What’s Next for the Palestinian Diaspora After Gaza?

Issue: 
7
Volume: 
29
By: 
Safia K. Southey
Date: 
May 07, 2025
 

Introduction

On February 4, 2025, U.S. President Trump threatened to displace all surviving Palestinians in Gaza to neighboring Arab states, bulldoze the territory, and build a resort town in its place.[1] While his administration has since claimed these comments did not have any truth to them, they intensified an existing, often unspoken question: what’s next for the Palestinians displaced from Gaza? With communities scattered and varied in their experiences and needs, immediate action and innovative approaches are necessary.
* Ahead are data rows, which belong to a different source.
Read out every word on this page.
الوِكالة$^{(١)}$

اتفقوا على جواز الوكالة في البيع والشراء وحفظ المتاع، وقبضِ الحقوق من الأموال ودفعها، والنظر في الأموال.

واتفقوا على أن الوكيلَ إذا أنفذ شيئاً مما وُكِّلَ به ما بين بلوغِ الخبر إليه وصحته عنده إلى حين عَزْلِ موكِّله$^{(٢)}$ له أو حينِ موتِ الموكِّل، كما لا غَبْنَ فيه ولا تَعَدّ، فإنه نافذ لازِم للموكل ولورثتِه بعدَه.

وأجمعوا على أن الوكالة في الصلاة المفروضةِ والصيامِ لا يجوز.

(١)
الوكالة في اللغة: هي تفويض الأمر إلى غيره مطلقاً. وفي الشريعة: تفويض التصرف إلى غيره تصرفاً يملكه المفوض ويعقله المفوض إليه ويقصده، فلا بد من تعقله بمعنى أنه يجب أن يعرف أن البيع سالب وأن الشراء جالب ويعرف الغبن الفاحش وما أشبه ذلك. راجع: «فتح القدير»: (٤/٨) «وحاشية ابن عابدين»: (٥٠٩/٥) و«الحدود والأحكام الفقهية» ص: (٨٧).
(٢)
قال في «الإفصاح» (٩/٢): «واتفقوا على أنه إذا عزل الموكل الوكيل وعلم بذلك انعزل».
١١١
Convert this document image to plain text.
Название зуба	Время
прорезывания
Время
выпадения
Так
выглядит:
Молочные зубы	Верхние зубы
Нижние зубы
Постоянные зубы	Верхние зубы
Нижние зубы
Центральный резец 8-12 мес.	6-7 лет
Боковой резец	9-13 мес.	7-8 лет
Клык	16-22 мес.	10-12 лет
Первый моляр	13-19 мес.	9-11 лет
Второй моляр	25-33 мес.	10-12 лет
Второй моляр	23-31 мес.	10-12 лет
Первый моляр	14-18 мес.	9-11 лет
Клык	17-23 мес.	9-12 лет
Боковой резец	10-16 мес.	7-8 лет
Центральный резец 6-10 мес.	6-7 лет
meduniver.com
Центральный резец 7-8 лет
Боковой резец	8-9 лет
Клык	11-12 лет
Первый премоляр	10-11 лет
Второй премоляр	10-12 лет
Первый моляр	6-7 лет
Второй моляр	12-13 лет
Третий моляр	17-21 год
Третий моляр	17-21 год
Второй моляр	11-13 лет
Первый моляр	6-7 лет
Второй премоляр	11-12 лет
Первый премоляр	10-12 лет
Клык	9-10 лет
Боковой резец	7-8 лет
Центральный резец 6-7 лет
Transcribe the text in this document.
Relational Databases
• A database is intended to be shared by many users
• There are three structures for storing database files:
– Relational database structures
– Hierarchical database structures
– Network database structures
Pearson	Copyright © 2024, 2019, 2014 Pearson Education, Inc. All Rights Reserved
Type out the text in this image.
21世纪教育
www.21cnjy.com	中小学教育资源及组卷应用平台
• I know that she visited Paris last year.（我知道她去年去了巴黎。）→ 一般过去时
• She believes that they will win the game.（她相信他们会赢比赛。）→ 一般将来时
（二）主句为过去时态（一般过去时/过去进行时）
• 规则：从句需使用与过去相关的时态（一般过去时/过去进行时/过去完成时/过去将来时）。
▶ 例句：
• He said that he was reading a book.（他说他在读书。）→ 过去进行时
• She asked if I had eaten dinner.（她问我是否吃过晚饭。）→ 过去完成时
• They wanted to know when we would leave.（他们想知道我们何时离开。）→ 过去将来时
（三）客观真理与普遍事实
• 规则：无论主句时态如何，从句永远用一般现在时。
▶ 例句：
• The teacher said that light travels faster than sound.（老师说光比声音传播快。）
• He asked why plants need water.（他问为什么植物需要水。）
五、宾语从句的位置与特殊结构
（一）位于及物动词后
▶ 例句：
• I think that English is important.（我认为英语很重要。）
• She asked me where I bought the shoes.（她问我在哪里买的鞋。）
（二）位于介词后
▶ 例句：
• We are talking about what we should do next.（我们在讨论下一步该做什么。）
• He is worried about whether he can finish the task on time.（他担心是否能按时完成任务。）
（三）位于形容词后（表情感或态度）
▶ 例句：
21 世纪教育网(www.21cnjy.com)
With homes and hopes of justice dismantled, what does accountability look like for a stateless people?

The systemic destruction over the past 18 months has left those in Gaza facing immense uncertainty, raising urgent concerns about their future, particularly given the looming threat of forced movement to neighboring states and elsewhere.[2] With the international community split on accountability and regional leaders rejecting mass resettlement schemes, the crisis now demands not only humanitarian response but a rethinking of justice. This Insight explores the latest developments, the potential pathways forward for the Palestinian diaspora, and the deeper legal, political, and moral questions shaping what comes next.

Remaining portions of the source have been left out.